В руках у него был магнитофон. Он нажал кнопку – заиграл полонез Огинского. Тяжело подпрыгивая и сотрясаясь всем телом, девица попыталась изобразить изящный танец, чем привела Микитасова в неподдельный восторг.
– Вы куда поступали? – крикнул Эдуард Гербертович.
– В Щепкинское.
– А еще?
– В Щукинское.
Потом выяснилось, что девица поступала и в студию Олега Табакова, и в эстрадно-цирковое училище, и еще непонятно куда, пока не узнала, что наша театральная студия при Доме культуры автомобилистов набирает желающих на платные курсы актерского мастерства.
– Искусство не продается! – прикрыв руками лицо, пробормотал Эдуард Гербертович. – О результатах собеседования мы сообщим вам позже. Следующий! – уже в полный голос крикнул он.
Следующим был весьма приличный на вид юноша, который решил прочитать нам отрывок из рассказа Стефана Цвейга.
– Что за рассказ? – благодушно спросил Эдуард Гербертович.
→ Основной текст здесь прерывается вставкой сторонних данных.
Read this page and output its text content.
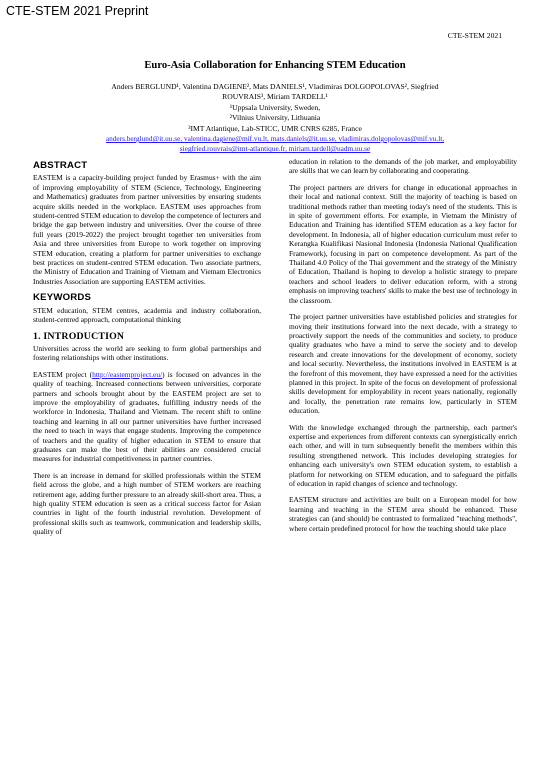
CTE-STEM 2021 Preprint
CTE-STEM 2021
Euro-Asia Collaboration for Enhancing STEM Education
Anders BERGLUND¹, Valentina DAGIENE², Mats DANIELS¹, Vladimiras DOLGOPOLOVAS², Siegfried
ROUVRAIS³, Miriam TARDELL¹
¹Uppsala University, Sweden,
²Vilnius University, Lithuania
³IMT Atlantique, Lab-STICC, UMR CNRS 6285, France
anders.berglund@it.uu.se, valentina.dagiene@mif.vu.lt, mats.daniels@it.uu.se, vladimiras.dolgopolovas@mif.vu.lt,
siegfried.rouvrais@imt-atlantique.fr, miriam.tardell@uadm.uu.se
ABSTRACT

EASTEM is a capacity-building project funded by Erasmus+ with the aim of improving employability of STEM (Science, Technology, Engineering and Mathematics) graduates from partner universities by ensuring students acquire skills needed in the workplace. EASTEM uses approaches from student-centred STEM education to develop the competence of lecturers and bridge the gap between industry and universities. Over the course of three full years (2019-2022) the project brought together ten universities from Asia and three universities from Europe to work together on improving STEM education, creating a platform for partner universities to exchange best practices on student-centred STEM education. Two associate partners, the Ministry of Education and Training of Vietnam and Vietnam Electronics Industries Association are supporting EASTEM activities.

KEYWORDS

STEM education, STEM centres, academia and industry collaboration, student-centred approach, computational thinking

1. INTRODUCTION

Universities across the world are seeking to form global partnerships and fostering relationships with other institutions.

EASTEM project (http://eastemproject.eu/) is focused on advances in the quality of teaching. Increased connections between universities, corporate partners and schools brought about by the EASTEM project are set to improve the employability of graduates, fulfilling industry needs of the workforce in Indonesia, Thailand and Vietnam. The recent shift to online teaching and learning in all our partner universities have further increased the need to teach in ways that engage students. Improving the competence of teachers and the quality of higher education in STEM to ensure that graduates can make the best of their abilities are considered crucial measures for industrial competitiveness in partner countries.

There is an increase in demand for skilled professionals within the STEM field across the globe, and a high number of STEM workers are reaching retirement age, adding further pressure to an already skill-short area. Thus, a high quality STEM education is seen as a critical success factor for Asian countries in light of the fourth industrial revolution. Development of professional skills such as teamwork, communication and leadership skills, quality of

education in relation to the demands of the job market, and employability are skills that we can learn by collaborating and cooperating.

The project partners are drivers for change in educational approaches in their local and national context. Still the majority of teaching is based on traditional methods rather than meeting today's need of the students. This is in spite of government efforts. For example, in Vietnam the Ministry of Education and Training has identified STEM education as a key factor for development. In Indonesia, all of higher education curriculum must refer to Kerangka Kualifikasi Nasional Indonesia (Indonesia National Qualification Framework), focusing in part on competence development. As part of the Thailand 4.0 Policy of the Thai government and the strategy of the Ministry of Education, Thailand is hoping to develop a holistic strategy to prepare teachers and school leaders to deliver education reform, with a strong emphasis on improving teachers' skills to make the best use of technology in the classroom.

The project partner universities have established policies and strategies for moving their institutions forward into the next decade, with a strategy to proactively support the needs of the communities and society, to produce quality graduates who have a mind to serve the society and to develop research and create innovations for the development of economy, society and local security. Nevertheless, the institutions involved in EASTEM is at the forefront of this movement, they have expressed a need for the activities planned in this project. In spite of the focus on development of professional skills development for employability in recent years nationally, regionally and locally, the penetration rate remains low, particularly in STEM education.

With the knowledge exchanged through the partnership, each partner's expertise and experiences from different contexts can synergistically enrich each other, and will in turn subsequently benefit the members within this resulting strengthened network. This includes developing strategies for enhancing each university's own STEM education system, to establish a platform for networking on STEM education, and to safeguard the pitfalls of education in rapid changes of science and technology.

EASTEM structure and activities are built on a European model for how learning and teaching in the STEM area should be enhanced. These strategies can (and should) be contrasted to formalized "teaching methods", where certain predefined protocol for how the teaching should take place
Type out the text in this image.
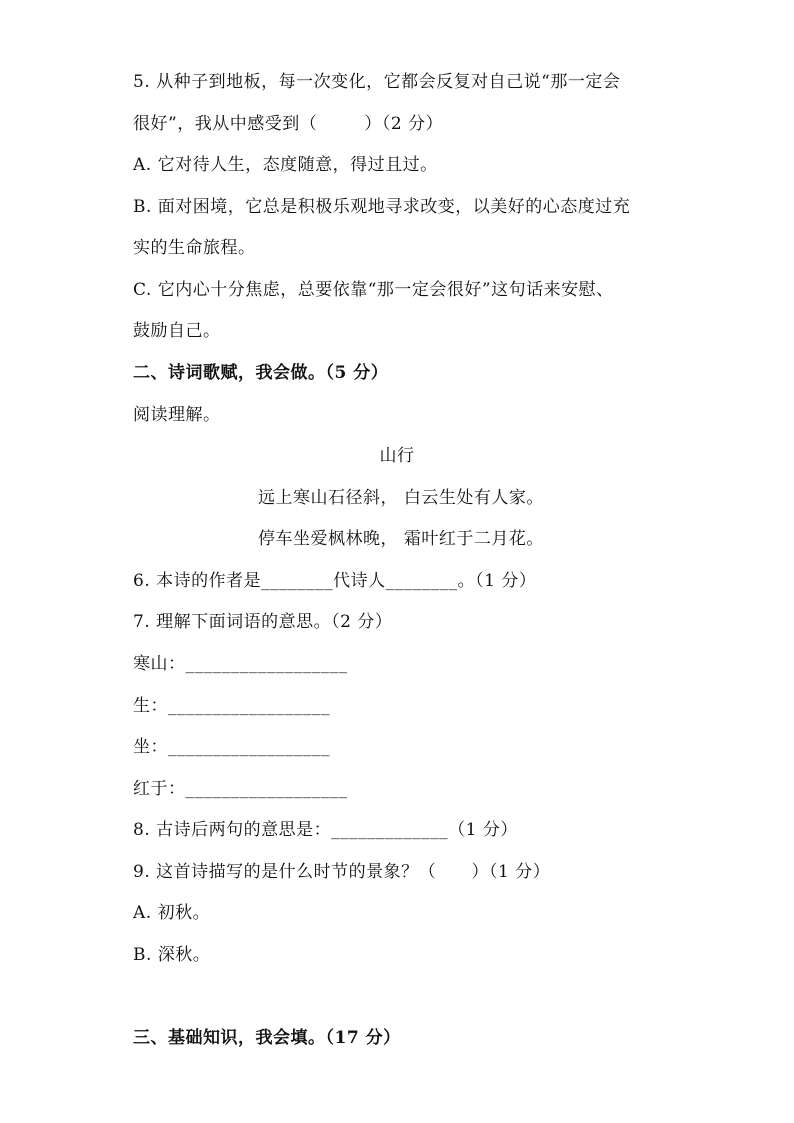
5. 从种子到地板，每一次变化，它都会反复对自己说“那一定会
很好”，我从中感受到（        ）（2 分）
A. 它对待人生，态度随意，得过且过。
B. 面对困境，它总是积极乐观地寻求改变，以美好的心态度过充
实的生命旅程。
C. 它内心十分焦虑，总要依靠“那一定会很好”这句话来安慰、
鼓励自己。
二、诗词歌赋，我会做。（5 分）
阅读理解。
山行
远上寒山石径斜， 白云生处有人家。
停车坐爱枫林晚， 霜叶红于二月花。
6. 本诗的作者是________代诗人________。（1 分）
7. 理解下面词语的意思。（2 分）
寒山：__________________
生：__________________
坐：__________________
红于：__________________
8. 古诗后两句的意思是：_____________（1 分）
9. 这首诗描写的是什么时节的景象？（      ）（1 分）
A. 初秋。
B. 深秋。
三、基础知识，我会填。（17 分）
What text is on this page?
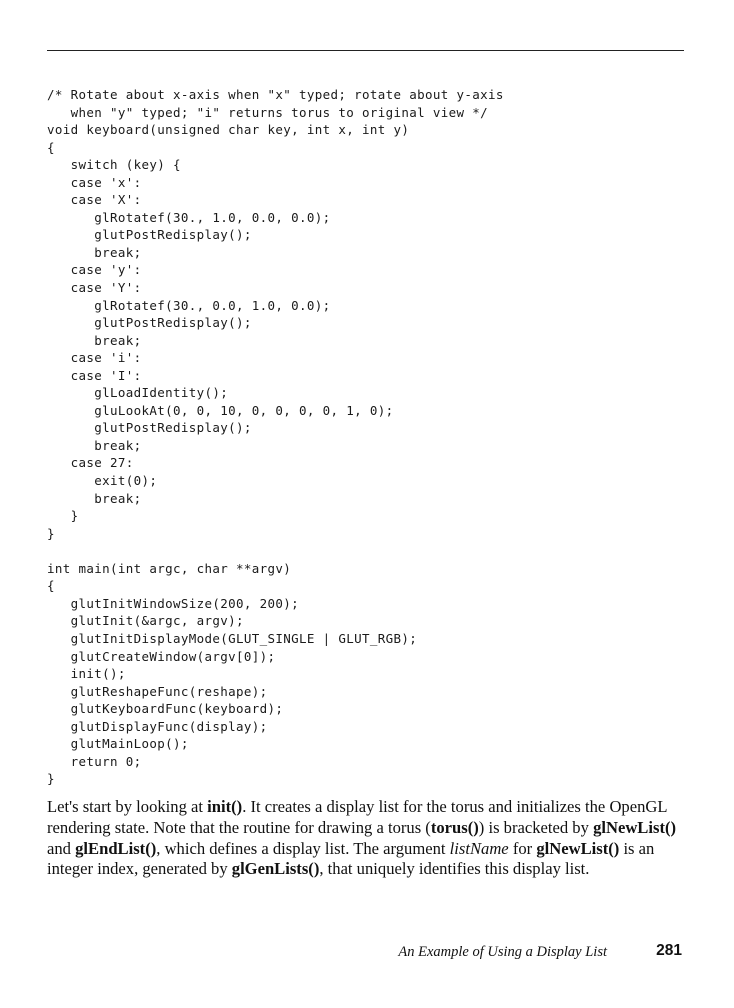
/* Rotate about x-axis when "x" typed; rotate about y-axis
when "y" typed; "i" returns torus to original view */
void keyboard(unsigned char key, int x, int y)
{
switch (key) {
case 'x':
case 'X':
glRotatef(30., 1.0, 0.0, 0.0);
glutPostRedisplay();
break;
case 'y':
case 'Y':
glRotatef(30., 0.0, 1.0, 0.0);
glutPostRedisplay();
break;
case 'i':
case 'I':
glLoadIdentity();
gluLookAt(0, 0, 10, 0, 0, 0, 0, 1, 0);
glutPostRedisplay();
break;
case 27:
exit(0);
break;
}
}
int main(int argc, char **argv)
{
glutInitWindowSize(200, 200);
glutInit(&argc, argv);
glutInitDisplayMode(GLUT_SINGLE | GLUT_RGB);
glutCreateWindow(argv[0]);
init();
glutReshapeFunc(reshape);
glutKeyboardFunc(keyboard);
glutDisplayFunc(display);
glutMainLoop();
return 0;
}

Let's start by looking at init(). It creates a display list for the torus and initializes the OpenGL rendering state. Note that the routine for drawing a torus (torus()) is bracketed by glNewList() and glEndList(), which defines a display list. The argument listName for glNewList() is an integer index, generated by glGenLists(), that uniquely identifies this display list.

An Example of Using a Display List	281
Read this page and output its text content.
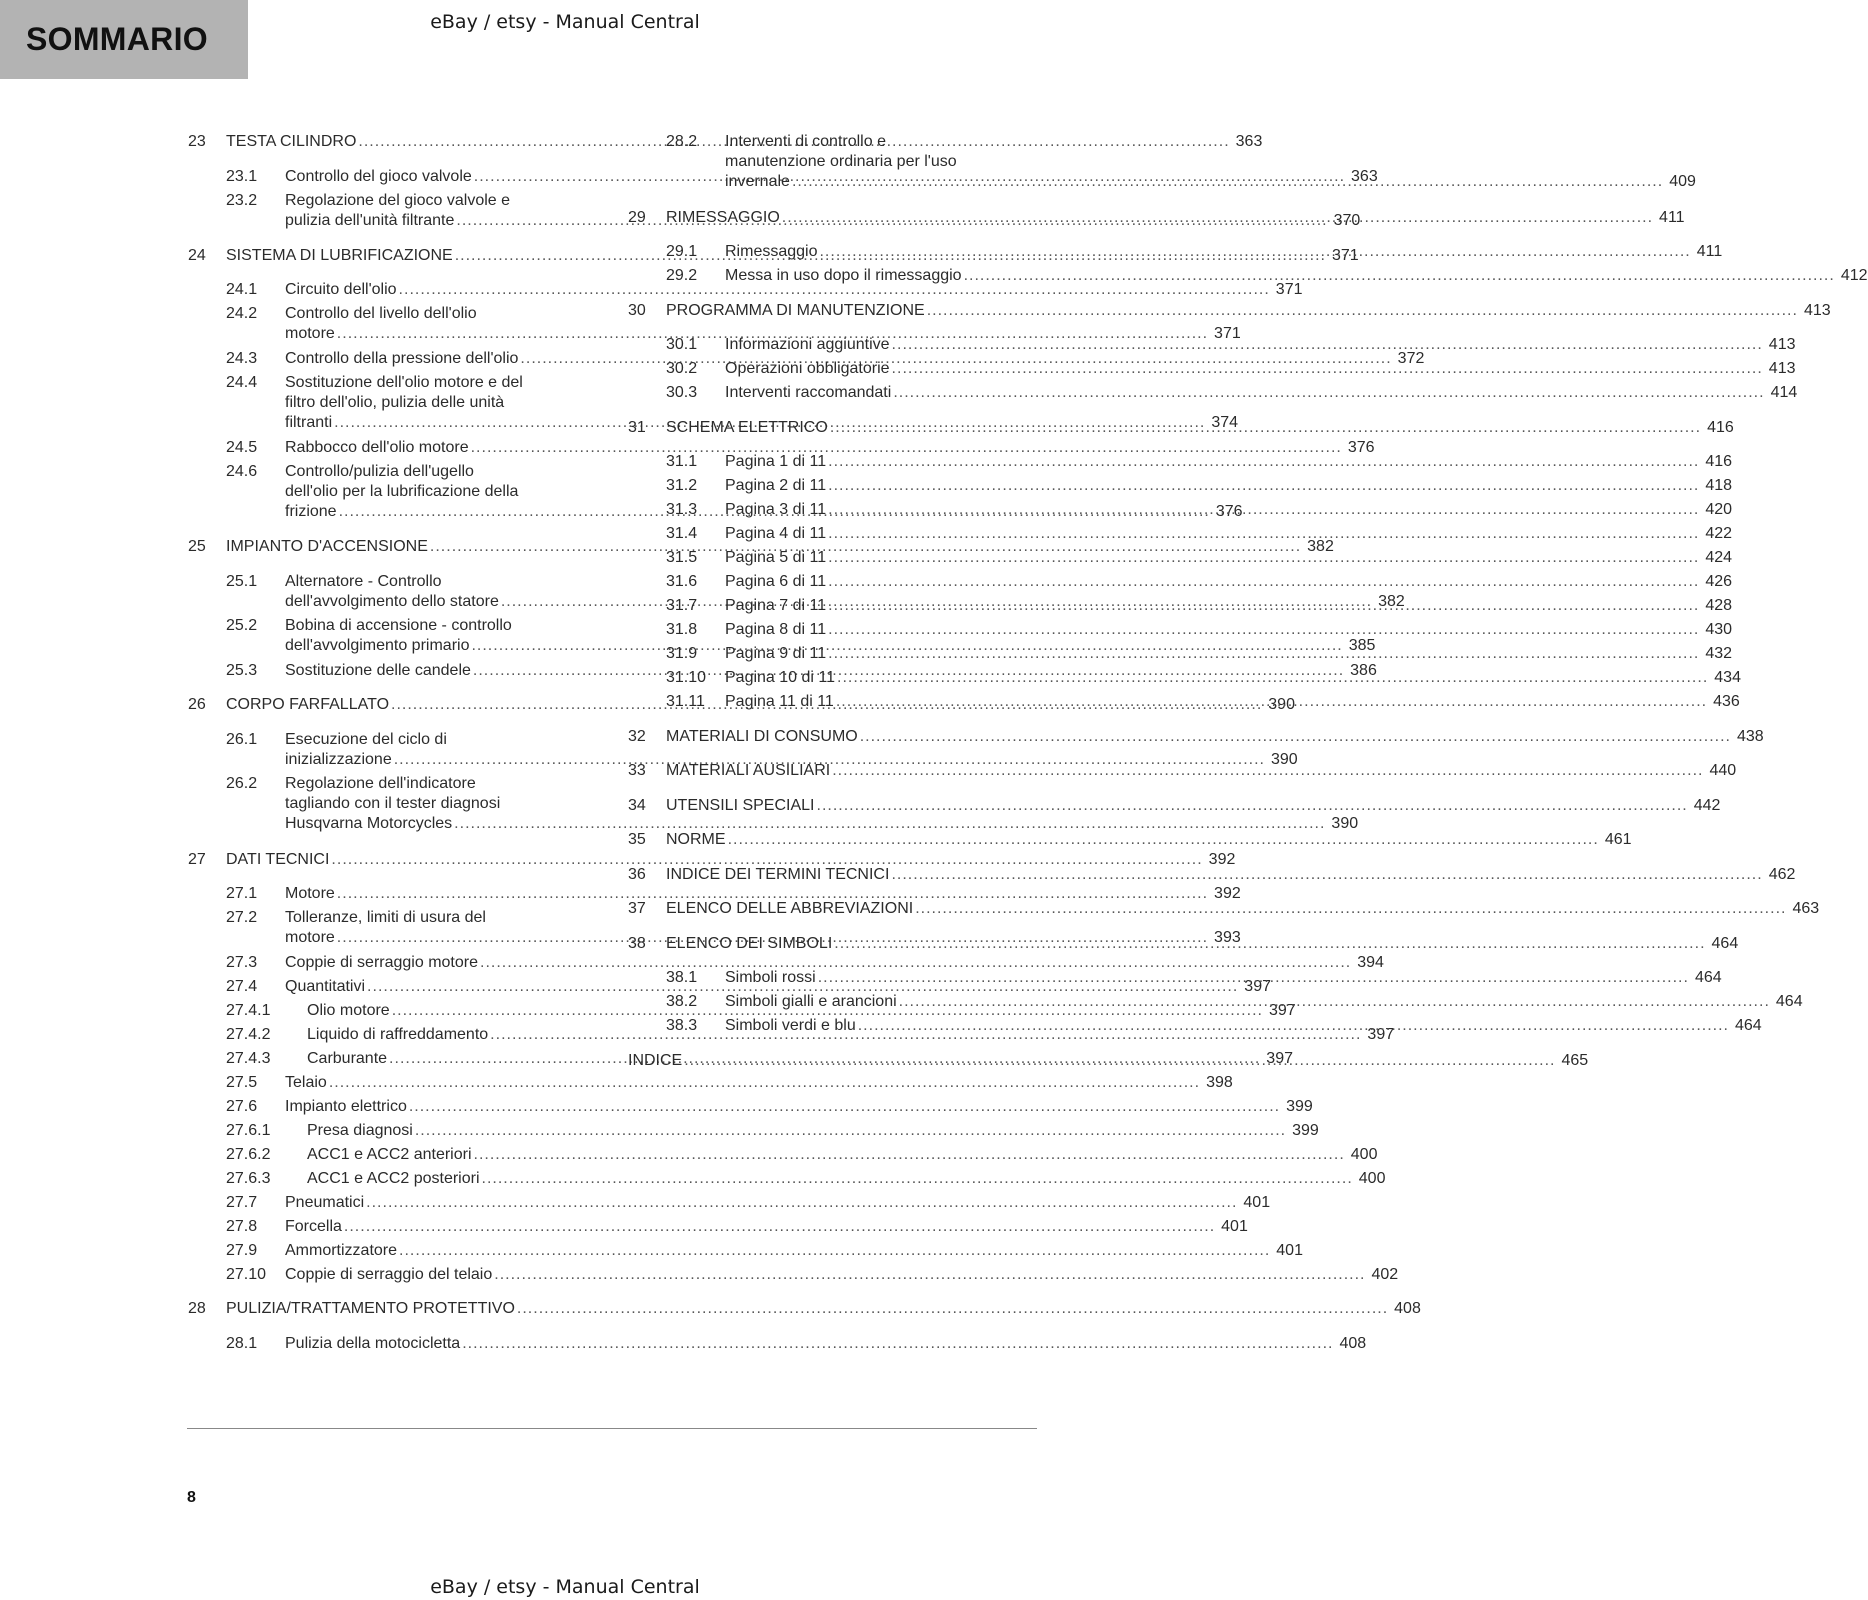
SOMMARIO	eBay / etsy - Manual Central
23	TESTA CILINDRO .....	363
23.1	Controllo del gioco valvole .....	363
23.2	Regolazione del gioco valvole e
pulizia dell'unità filtrante .....	370
24	SISTEMA DI LUBRIFICAZIONE .....	371
24.1	Circuito dell'olio .....	371
24.2	Controllo del livello dell'olio
motore .....	371
24.3	Controllo della pressione dell'olio .....	372
24.4	Sostituzione dell'olio motore e del
filtro dell'olio, pulizia delle unità
filtranti .....	374
24.5	Rabbocco dell'olio motore .....	376
24.6	Controllo/pulizia dell'ugello
dell'olio per la lubrificazione della
frizione .....	376
25	IMPIANTO D'ACCENSIONE .....	382
25.1	Alternatore - Controllo
dell'avvolgimento dello statore .....	382
25.2	Bobina di accensione - controllo
dell'avvolgimento primario .....	385
25.3	Sostituzione delle candele .....	386
26	CORPO FARFALLATO .....	390
26.1	Esecuzione del ciclo di
inizializzazione .....	390
26.2	Regolazione dell'indicatore
tagliando con il tester diagnosi
Husqvarna Motorcycles .....	390
27	DATI TECNICI .....	392
27.1	Motore .....	392
27.2	Tolleranze, limiti di usura del
motore .....	393
27.3	Coppie di serraggio motore .....	394
27.4	Quantitativi .....	397
27.4.1	Olio motore .....	397
27.4.2	Liquido di raffreddamento .....	397
27.4.3	Carburante .....	397
27.5	Telaio .....	398
27.6	Impianto elettrico .....	399
27.6.1	Presa diagnosi .....	399
27.6.2	ACC1 e ACC2 anteriori .....	400
27.6.3	ACC1 e ACC2 posteriori .....	400
27.7	Pneumatici .....	401
27.8	Forcella .....	401
27.9	Ammortizzatore .....	401
27.10	Coppie di serraggio del telaio .....	402
28	PULIZIA/TRATTAMENTO PROTETTIVO .....	408
28.1	Pulizia della motocicletta .....	408
28.2	Interventi di controllo e
manutenzione ordinaria per l'uso
invernale .....	409
29	RIMESSAGGIO .....	411
29.1	Rimessaggio .....	411
29.2	Messa in uso dopo il rimessaggio .....	412
30	PROGRAMMA DI MANUTENZIONE .....	413
30.1	Informazioni aggiuntive .....	413
30.2	Operazioni obbligatorie .....	413
30.3	Interventi raccomandati .....	414
31	SCHEMA ELETTRICO .....	416
31.1	Pagina 1 di 11 .....	416
31.2	Pagina 2 di 11 .....	418
31.3	Pagina 3 di 11 .....	420
31.4	Pagina 4 di 11 .....	422
31.5	Pagina 5 di 11 .....	424
31.6	Pagina 6 di 11 .....	426
31.7	Pagina 7 di 11 .....	428
31.8	Pagina 8 di 11 .....	430
31.9	Pagina 9 di 11 .....	432
31.10	Pagina 10 di 11 .....	434
31.11	Pagina 11 di 11 .....	436
32	MATERIALI DI CONSUMO .....	438
33	MATERIALI AUSILIARI .....	440
34	UTENSILI SPECIALI .....	442
35	NORME .....	461
36	INDICE DEI TERMINI TECNICI .....	462
37	ELENCO DELLE ABBREVIAZIONI .....	463
38	ELENCO DEI SIMBOLI .....	464
38.1	Simboli rossi .....	464
38.2	Simboli gialli e arancioni .....	464
38.3	Simboli verdi e blu .....	464
INDICE .....	465
8
eBay / etsy - Manual Central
– Это история любви бедного врача, работающего где-то в тропиках, к одной знатной даме, англичанке. Не любви даже, а безумной страсти, наваждения!
– Читайте, голубчик...
Юноша решил не откладывать дела в долгий ящик, набрал в легкие побольше воздуха и незамедлительно начал:
– «До сих пор я еще мог все объяснить вам... может быть, только потому, что до этой минуты сам еще понимал себя... сам как врач ставил диагноз своего состояния. Но тут мной словно овладела лихорадка... Я потерял способность управлять своими поступками... то есть я ясно сознавал, как бессмысленно все, что я делаю, но я уже не имел власти над собой... я уже не понимал самого себя... я как одержимый бежал вперед, видя перед собой только одну цель... Знаете ли вы, что такое амок? – произнес юноша глубоким, завывающим баритоном, и от звука его голоса у меня как-то нехорошо заныло в желудке. – Амок... это род опьянения у малайцев... Это больше, чем опьянение... это бешенство, напоминающее собачье... припадок бессмысленной, кровожадной мономании, которую нельзя сравнить ни с каким другим видом алкогольного отравления... Во время своего пребывания там я сам наблюдал несколько случаев – когда речь идет о других, мы всегда очень рассудительны и деловиты! – но мне так и не удалось выяснить причину этой ужасной и загадочной болезни... Это, вероятно, как-то связано с климатом, с этой душной, насыщенной атмосферой, которая, как гроза, давит на нервную систему, пока наконец она не взрывается... Да, амок – вот как это бывает: какой-нибудь малаец, человек простой и добродушный, сидит и тянет свою настойку... сидит, отупевший, равнодушный, вялый... и вдруг вскакивает, хватает нож, бросается на улицу... и бежит все вперед и вперед... сам не зная куда... Кто бы ни попался ему на дороге, человек или животное, он убивает его своим «крисом», и вид крови еще больше разжигает его... Пена выступает у него на губах, он воет, как дикий зверь... и бежит, бежит, бежит, не смотрит ни вправо, ни влево, бежит с истошными воплями, с окровавленным ножом в руке, по своему ужасному, неуклонному пути... Люди в деревне знают, что нет силы, которая могла бы остановить гонимого амоком... они кричат, предупреждая других, при его приближении: «Амок! Амок!» – и все обращаются в бегство... а он мчится, не слыша, не видя, убивая встречных... пока его не пристрелят, как бешеную собаку, или он сам не рухнет на землю...»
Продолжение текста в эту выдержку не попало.